7.2.08

Careca, enfim

Na manhã de uma quarta-feira, exatos quinze dias após a quimio, eu descobri que não gastaria dinheiro com cabeleireiro por algum tempo. Durante o banho matinal, no banheiro do hospital, passei as mãos na cabeça e uns vinte fios vieram enroscados nos dedos. “Ô ôu”. Levei as mãos mais uma vez à cabeça e outra porção veio junto. Fechei os olhos e busquei um restinho de pensamento positivo que pudesse estar guardado em algum canto da mente. Não encontrei. Terminei o banho o mais rápido que pude e voltei para a cama. Quando o enfermeiro entrou, um rapaz com menos de trinta anos, contei que estava me despedindo dos meus cabelos. “Pelo menos os seus vão voltar a crescer. E os meus, heim?” respondeu, mostrando sua careca em estágio avançado. E agora, Daniela? Engoli meu beicinho e desfiz a cara de coitada.

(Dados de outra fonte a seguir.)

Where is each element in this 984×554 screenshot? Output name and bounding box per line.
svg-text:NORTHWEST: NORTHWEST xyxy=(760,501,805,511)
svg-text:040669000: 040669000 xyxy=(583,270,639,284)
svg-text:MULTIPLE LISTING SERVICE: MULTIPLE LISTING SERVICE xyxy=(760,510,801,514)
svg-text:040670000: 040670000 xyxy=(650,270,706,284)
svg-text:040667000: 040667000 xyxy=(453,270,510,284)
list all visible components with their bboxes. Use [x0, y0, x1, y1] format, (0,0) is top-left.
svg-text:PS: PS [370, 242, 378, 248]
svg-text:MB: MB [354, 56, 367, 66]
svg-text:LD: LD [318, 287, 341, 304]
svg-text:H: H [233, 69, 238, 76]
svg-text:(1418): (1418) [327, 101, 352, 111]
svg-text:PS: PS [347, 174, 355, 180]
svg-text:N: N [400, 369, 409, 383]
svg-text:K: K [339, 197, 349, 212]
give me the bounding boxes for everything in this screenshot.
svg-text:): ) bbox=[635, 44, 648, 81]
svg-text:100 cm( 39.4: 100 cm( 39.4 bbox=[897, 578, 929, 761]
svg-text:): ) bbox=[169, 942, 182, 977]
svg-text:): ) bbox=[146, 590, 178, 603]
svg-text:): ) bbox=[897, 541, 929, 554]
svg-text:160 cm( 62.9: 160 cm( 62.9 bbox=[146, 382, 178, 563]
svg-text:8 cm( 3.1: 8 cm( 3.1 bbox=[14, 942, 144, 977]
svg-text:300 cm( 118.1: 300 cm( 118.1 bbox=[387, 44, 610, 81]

O que o enfermeiro não sabia era que aquele comentário foi o equivalente a quatro sessões de terapia condensadas em cinco segundos. Talvez eu supervalorize um pouquinho os meus problemas - ok, ok, eu SEI que supervalorizo na maioria das vezes - mas também sei reconhecer o drama alheio. E o problema capilar dele era, definitivamente, mais sério que o meu. Além disso, a queda dos cabelos era o primeiro efeito colateral da quimioterapia que não vinha acompanhado de dor, enjôo, febre ou qualquer outro desconforto físico. O único inconveniente era a minha repulsa a cabelos que se soltam da cabeça. Era fio de cabelo nos ombros, nos braços, na cama, no travesseiro, no chão… um pesadelo. Para resolver esse problema, com o namorido a mais de 400 quilômetros de distância, liguei para o meu amigo gay. “O que você vai fazer hoje à noite?”. “Tenho aula. Por quê?”. “Duvido você vir passar a máquina no meu cabelo”. Marco Aurélio não só topou faltar à aula na faculdade como ainda atravessaria a cidade duas vezes para ir em casa buscar sua máquina de cortar cabelo. Mas todos temos nossos carmas e não há nada que se possa fazer a respeito, certo?

Até a chegada do meu cabeleireiro particular, eu ainda teria que esperar pelo menos dez horas. Para me poupar do sofrimento de passar o dia recolhendo longos fios de cabelos soltos pelo corpo - ou para se distrair, não importa - minha mãe resolveu cortar meus cabelos bem curtinhos. “Essa tesourinha de costura vai resolver, Dani, senta aqui”. Duas horas depois, o resultado foi um corte tão pavoroso que eu desejei que todos os fios de cabelo caíssem imediatamente. Infelizmente, o jeito era esperar.

Quando entrou no quarto, Marco parecia tenso. Provavelmente apreensivo pelo que estava por vir, esperando uma cena típica de novela das oito, com muito choro e música do Kenny G ao fundo. A minha ansiedade era tamanha que mal o cumprimentei. “Vamos consertar logo essa tragédia que a minha mãe fez, por favor”. Assim que pegou a tesoura, Marco Aurélio foi tomado pelo espírito de algum cabeleireiro gay que vagava pelo hospital. Mostrou incrível habilidade e uma inesperada afetação na voz enquanto acertava o estrago feito pela tesourinha de costura. Depois, lamentando por ter que destruir sua obra de arte, eliminou o que restava de cabelo com a máquina. Ao olhar minha nova imagem no espelho, confesso que notei um certo charme naquele visual. Enfiei-me embaixo do chuveiro para espantar qualquer sinal de desânimo e vestígio da tosa. Sentir a água batendo diretamente no couro cabeludo é, no mínimo, diferente, assim como encostar a cabeça no travesseiro frio. Na primeira noite, em pleno inverno, eu levantei para ir ao banheiro. Sonolenta, lembrei que estava careca quando abri a porta do banheiro e senti o vento gelar minha cabeça. Uma tristeza repentina ameaçou se instalar. Afastei-a pensando no enfermeiro e sua falta de perspectiva. E, principalmente, na minha cura.

Resumindo, perder os cabelos durante um tratamento contra o câncer é como entregar a bolsa a um assaltante armado: “Toma, leva tudo mas me deixa viva”.